Cabaret resumes its run at Ferndale Rep Fridays and Saturdays at 8 p.m. July 27-28, and again on August 10-11 and 24-25, with Sunday matinees on July 29, August 12 and 26.
In roughly the same period as Cabaret takes place, the Great Depression was taking hold in the U.S. just as an ecological disaster called the Dust Bowl was driving away thousands of already poor farmers from Oklahoma and other states, principally to California. An itinerant self-taught musician named Woody Guthrie joined their journey and wrote songs about the experience. Five of those songs, collected on Guthrie’s first commercial album, are among the 19 featured in Woody Guthrie’s American Song, the show that alternates with Cabaret on weekends this summer at Ferndale Rep.
Woody Guthrie collected folk melodies and chronicled the 1930s and 40s, from California (as his song says) to the New York island. Some of his songs (like “This Land is Your Land”) are so ubiquitous that many listeners today probably don’t know he is their author.

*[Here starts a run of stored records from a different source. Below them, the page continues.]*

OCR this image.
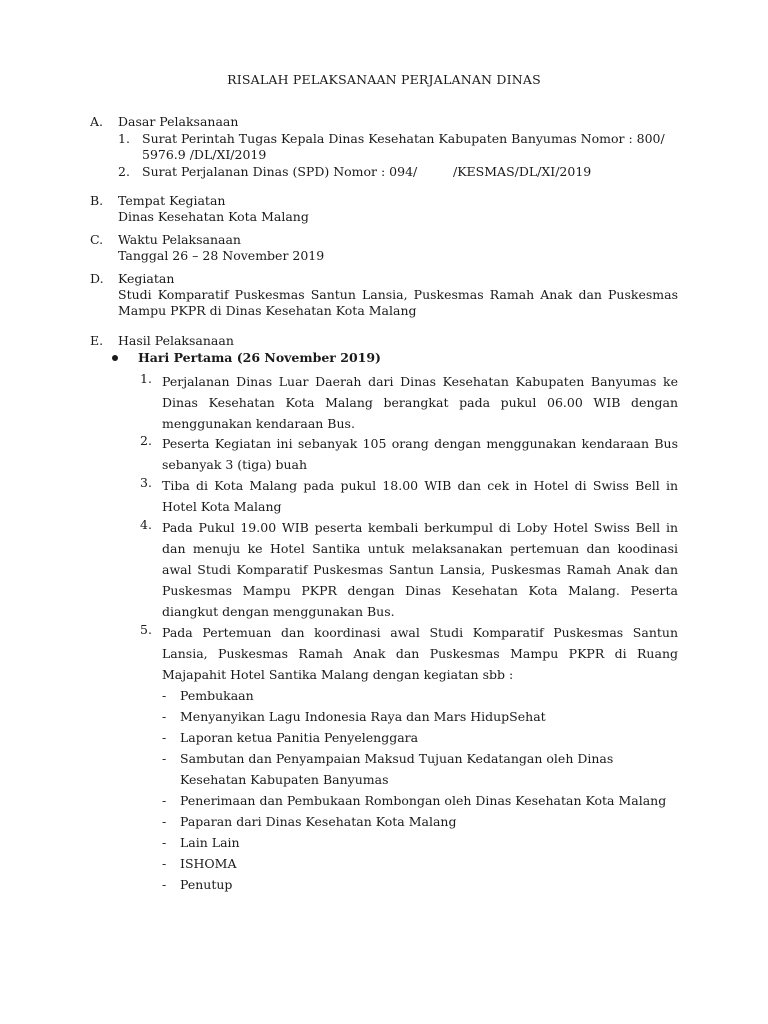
RISALAH PELAKSANAAN PERJALANAN DINAS
A. Dasar Pelaksanaan
1. Surat Perintah Tugas Kepala Dinas Kesehatan Kabupaten Banyumas Nomor : 800/ 5976.9 /DL/XI/2019
2. Surat Perjalanan Dinas (SPD) Nomor : 094/         /KESMAS/DL/XI/2019
B. Tempat Kegiatan
Dinas Kesehatan Kota Malang
C. Waktu Pelaksanaan
Tanggal 26 – 28 November 2019
D. Kegiatan
Studi Komparatif Puskesmas Santun Lansia, Puskesmas Ramah Anak dan Puskesmas Mampu PKPR di Dinas Kesehatan Kota Malang
E. Hasil Pelaksanaan
Hari Pertama (26 November 2019)
1. Perjalanan Dinas Luar Daerah dari Dinas Kesehatan Kabupaten Banyumas ke Dinas Kesehatan Kota Malang berangkat pada pukul 06.00 WIB dengan menggunakan kendaraan Bus.
2. Peserta Kegiatan ini sebanyak 105 orang dengan menggunakan kendaraan Bus sebanyak 3 (tiga) buah
3. Tiba di Kota Malang pada pukul 18.00 WIB dan cek in Hotel di Swiss Bell in Hotel Kota Malang
4. Pada Pukul 19.00 WIB peserta kembali berkumpul di Loby Hotel Swiss Bell in dan menuju ke Hotel Santika untuk melaksanakan pertemuan dan koodinasi awal Studi Komparatif Puskesmas Santun Lansia, Puskesmas Ramah Anak dan Puskesmas Mampu PKPR dengan Dinas Kesehatan Kota Malang. Peserta diangkut dengan menggunakan Bus.
5. Pada Pertemuan dan koordinasi awal Studi Komparatif Puskesmas Santun Lansia, Puskesmas Ramah Anak dan Puskesmas Mampu PKPR di Ruang Majapahit Hotel Santika Malang dengan kegiatan sbb :
- Pembukaan
- Menyanyikan Lagu Indonesia Raya dan Mars HidupSehat
- Laporan ketua Panitia Penyelenggara
- Sambutan dan Penyampaian Maksud Tujuan Kedatangan oleh Dinas Kesehatan Kabupaten Banyumas
- Penerimaan dan Pembukaan Rombongan oleh Dinas Kesehatan Kota Malang
- Paparan dari Dinas Kesehatan Kota Malang
- Lain Lain
- ISHOMA
- Penutup
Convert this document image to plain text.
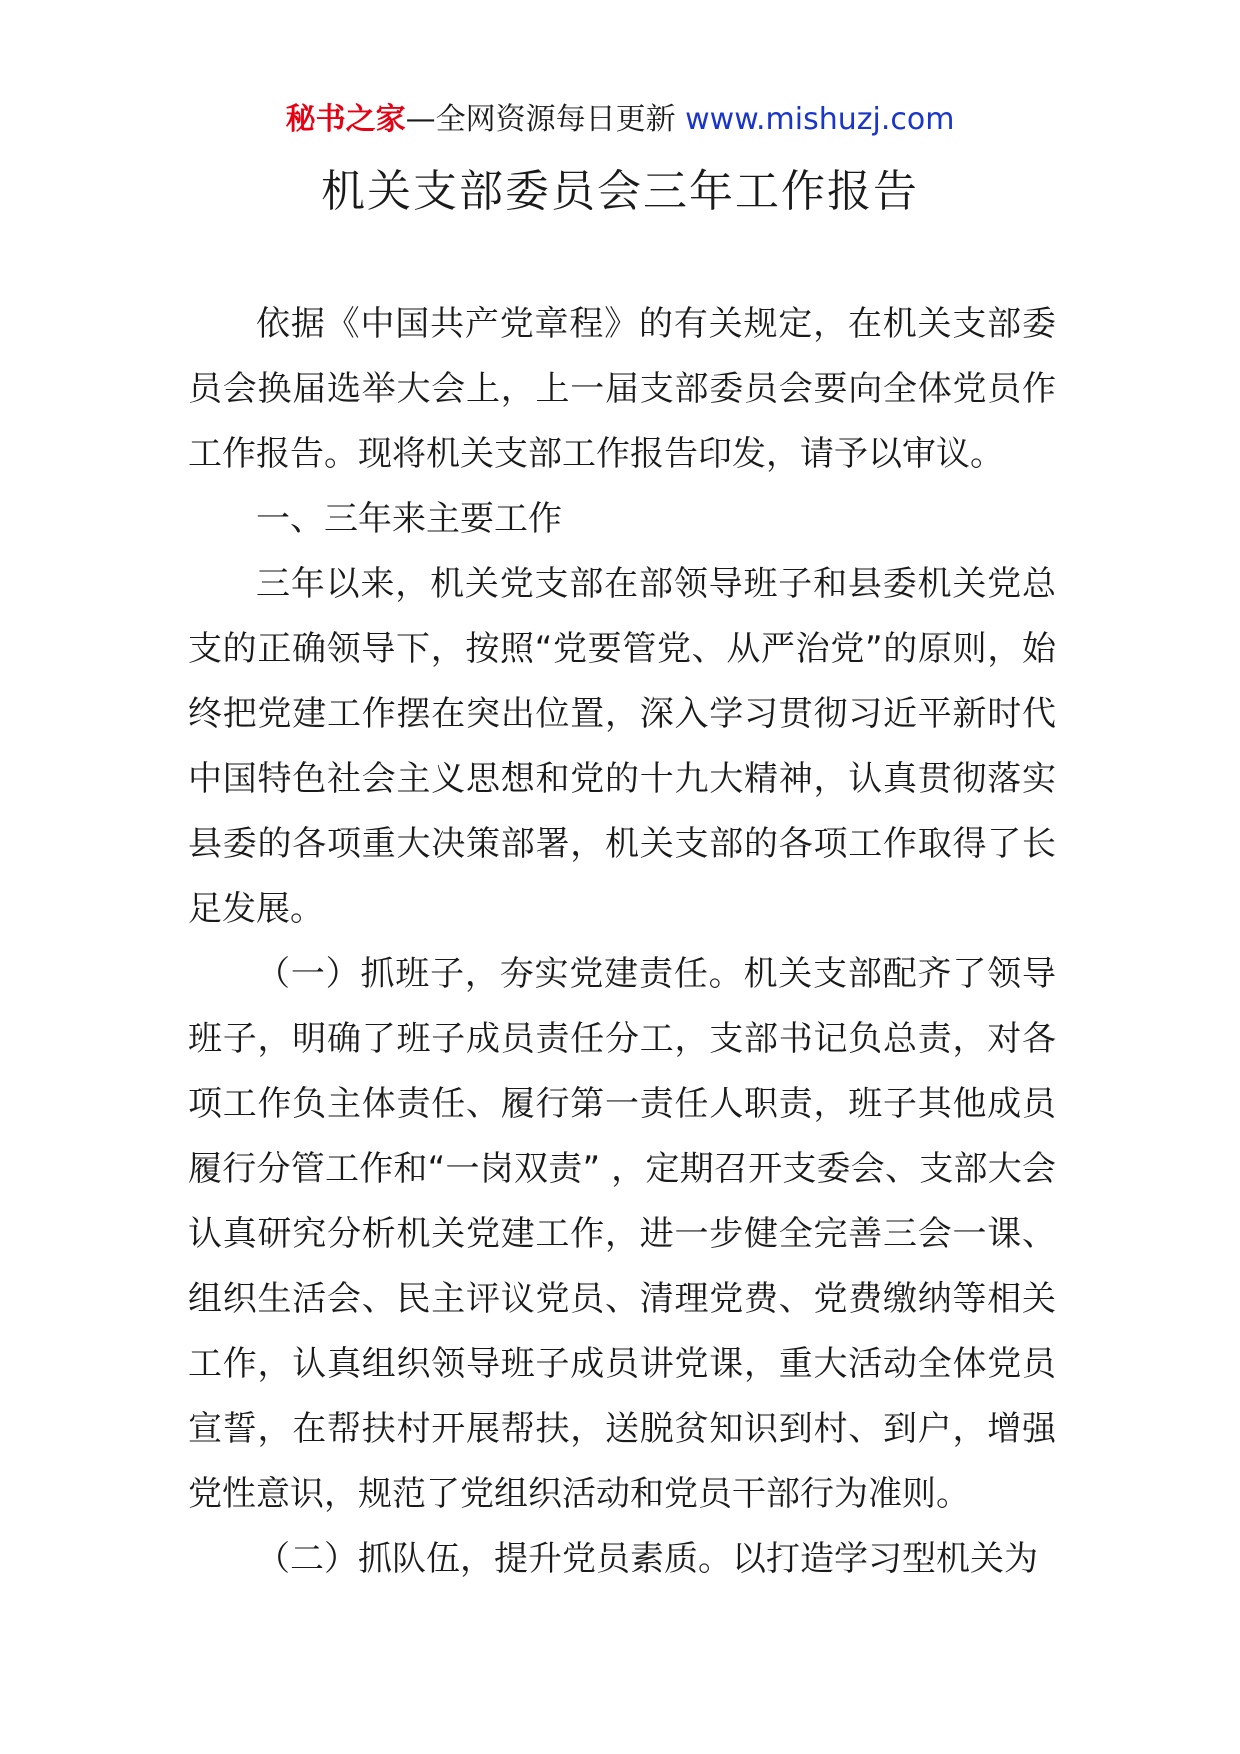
秘书之家—全网资源每日更新 www.mishuzj.com
机关支部委员会三年工作报告

依据《中国共产党章程》的有关规定，在机关支部委员会换届选举大会上，上一届支部委员会要向全体党员作工作报告。现将机关支部工作报告印发，请予以审议。

一、三年来主要工作

三年以来，机关党支部在部领导班子和县委机关党总支的正确领导下，按照“党要管党、从严治党”的原则，始终把党建工作摆在突出位置，深入学习贯彻习近平新时代中国特色社会主义思想和党的十九大精神，认真贯彻落实县委的各项重大决策部署，机关支部的各项工作取得了长足发展。

（一）抓班子，夯实党建责任。机关支部配齐了领导班子，明确了班子成员责任分工，支部书记负总责，对各项工作负主体责任、履行第一责任人职责，班子其他成员履行分管工作和“一岗双责” ，定期召开支委会、支部大会认真研究分析机关党建工作，进一步健全完善三会一课、组织生活会、民主评议党员、清理党费、党费缴纳等相关工作，认真组织领导班子成员讲党课，重大活动全体党员宣誓，在帮扶村开展帮扶，送脱贫知识到村、到户，增强党性意识，规范了党组织活动和党员干部行为准则。

（二）抓队伍，提升党员素质。以打造学习型机关为
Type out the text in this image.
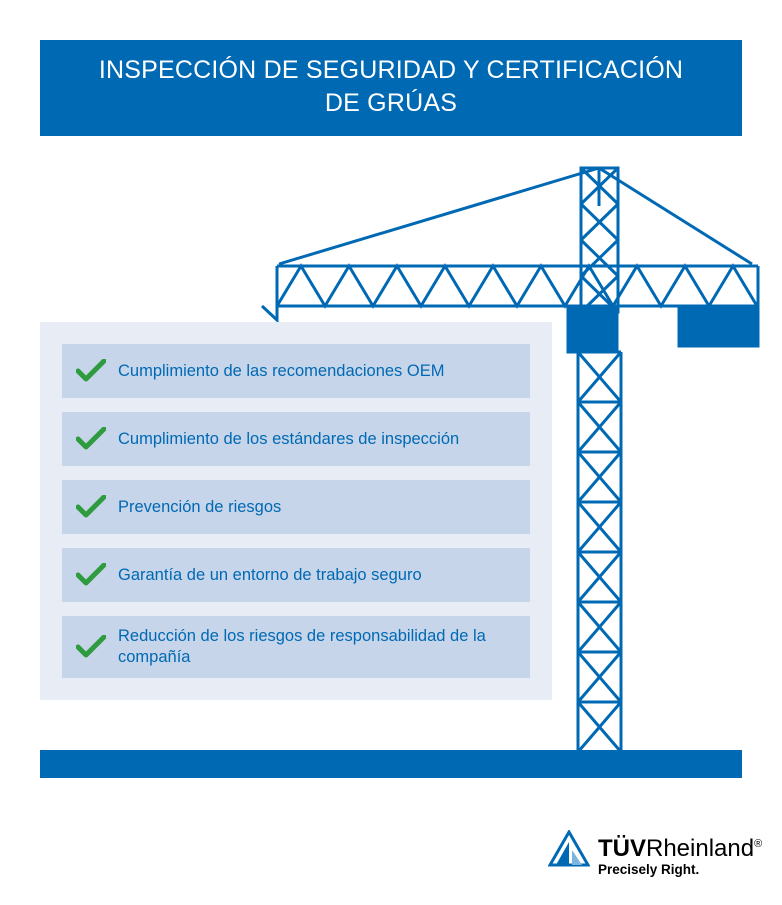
INSPECCIÓN DE SEGURIDAD Y CERTIFICACIÓN
DE GRÚAS
Cumplimiento de las recomendaciones OEM
Cumplimiento de los estándares de inspección
Prevención de riesgos
Garantía de un entorno de trabajo seguro
Reducción de los riesgos de responsabilidad de la compañía
TÜVRheinland®
Precisely Right.
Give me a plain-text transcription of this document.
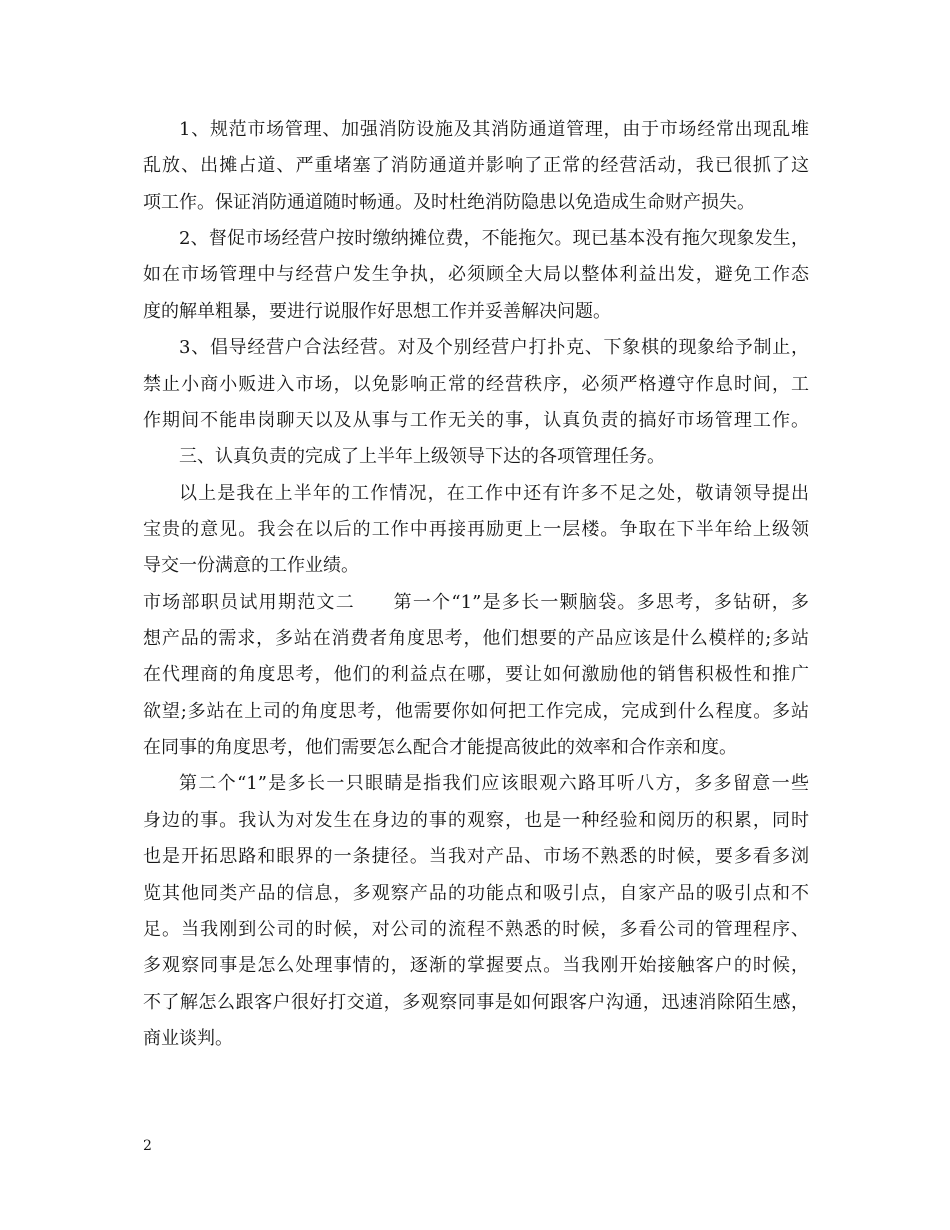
1、规范市场管理、加强消防设施及其消防通道管理，由于市场经常出现乱堆
乱放、出摊占道、严重堵塞了消防通道并影响了正常的经营活动，我已很抓了这
项工作。保证消防通道随时畅通。及时杜绝消防隐患以免造成生命财产损失。
2、督促市场经营户按时缴纳摊位费，不能拖欠。现已基本没有拖欠现象发生，
如在市场管理中与经营户发生争执，必须顾全大局以整体利益出发，避免工作态
度的解单粗暴，要进行说服作好思想工作并妥善解决问题。
3、倡导经营户合法经营。对及个别经营户打扑克、下象棋的现象给予制止，
禁止小商小贩进入市场，以免影响正常的经营秩序，必须严格遵守作息时间，工
作期间不能串岗聊天以及从事与工作无关的事，认真负责的搞好市场管理工作。
三、认真负责的完成了上半年上级领导下达的各项管理任务。
以上是我在上半年的工作情况，在工作中还有许多不足之处，敬请领导提出
宝贵的意见。我会在以后的工作中再接再励更上一层楼。争取在下半年给上级领
导交一份满意的工作业绩。
市场部职员试用期范文二　　第一个“1”是多长一颗脑袋。多思考，多钻研，多
想产品的需求，多站在消费者角度思考，他们想要的产品应该是什么模样的;多站
在代理商的角度思考，他们的利益点在哪，要让如何激励他的销售积极性和推广
欲望;多站在上司的角度思考，他需要你如何把工作完成，完成到什么程度。多站
在同事的角度思考，他们需要怎么配合才能提高彼此的效率和合作亲和度。
第二个“1”是多长一只眼睛是指我们应该眼观六路耳听八方，多多留意一些
身边的事。我认为对发生在身边的事的观察，也是一种经验和阅历的积累，同时
也是开拓思路和眼界的一条捷径。当我对产品、市场不熟悉的时候，要多看多浏
览其他同类产品的信息，多观察产品的功能点和吸引点，自家产品的吸引点和不
足。当我刚到公司的时候，对公司的流程不熟悉的时候，多看公司的管理程序、
多观察同事是怎么处理事情的，逐渐的掌握要点。当我刚开始接触客户的时候，
不了解怎么跟客户很好打交道，多观察同事是如何跟客户沟通，迅速消除陌生感，
商业谈判。
2
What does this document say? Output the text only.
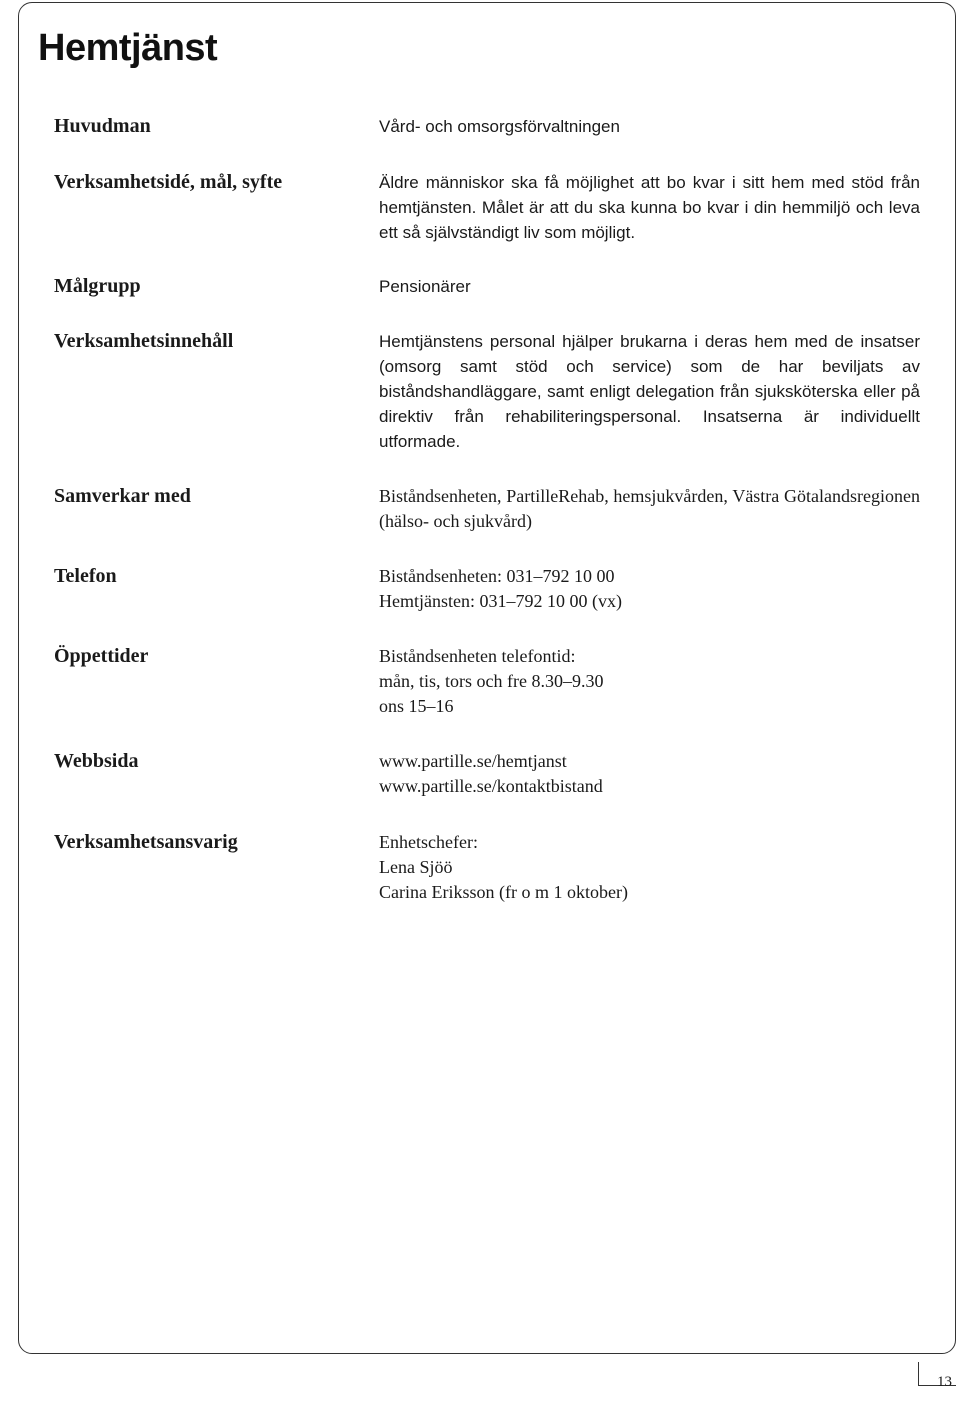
Hemtjänst
Huvudman	Vård- och omsorgsförvaltningen

Verksamhetsidé, mål, syfte	Äldre människor ska få möjlighet att bo kvar i sitt hem med stöd från hemtjänsten. Målet är att du ska kunna bo kvar i din hemmiljö och leva ett så självständigt liv som möjligt.

Målgrupp	Pensionärer

Verksamhetsinnehåll	Hemtjänstens personal hjälper brukarna i deras hem med de insatser (omsorg samt stöd och service) som de har beviljats av biståndshandläggare, samt enligt delegation från sjuksköterska eller på direktiv från rehabiliteringspersonal. Insatserna är individuellt utformade.

Samverkar med	Biståndsenheten, PartilleRehab, hemsjukvården, Västra Götalandsregionen (hälso- och sjukvård)

Telefon	Biståndsenheten: 031–792 10 00
Hemtjänsten: 031–792 10 00 (vx)
Öppettider	Biståndsenheten telefontid:
mån, tis, tors och fre 8.30–9.30
ons 15–16
Webbsida	www.partille.se/hemtjanst
www.partille.se/kontaktbistand
Verksamhetsansvarig	Enhetschefer:
Lena Sjöö
Carina Eriksson (fr o m 1 oktober)
13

Those old enough to remember the folk revival of the 60s (and the smaller 90s revival) are likely to recall songs like “Bound for Glory,” “Pastures of Plenty” and “Hard Travelin’” as done by Bob Dylan, Peter, Paul & Mary, the Kingston Trio, Pete Seeger or by Woody’s son, Arlo Guthrie, or more recently by Bruce Springsteen.
Guthrie’s songs do reflect America but not in a generic way, and their relevance recurs in our time. Just as Cabaret may remind us that beyond the repugnant noise of politics truly dangerous forces may be on the march, Guthrie’s lyrics reveal the human costs incurred by the rich exploiting the rest, masked by the smiley face of fake patriotism. That songs like “Union Maid” and “Deportee” (both in this show) are again topical in 2012 should be the real shock.
Members of the ensemble performing these songs at Ferndale Rep are Devin Galdieri, Jo Kuzelka, Steve Nobles, Dianne Zuleger, Jeremy Webb, KJ Jusefczyk and Roger Vernon. Pete Zuleger, Val Leone and Larry Hudspeth are the accompanying band. Woody Guthrie’s American Song is directed by Dianne Zuleger, with lighting design and technical direction by Liz Uhazy. It plays Fridays and Saturdays at 8 p.m. on July 20-21, August 3-4 and 17-18, with Sunday matinees on July 22, August 5 and 19.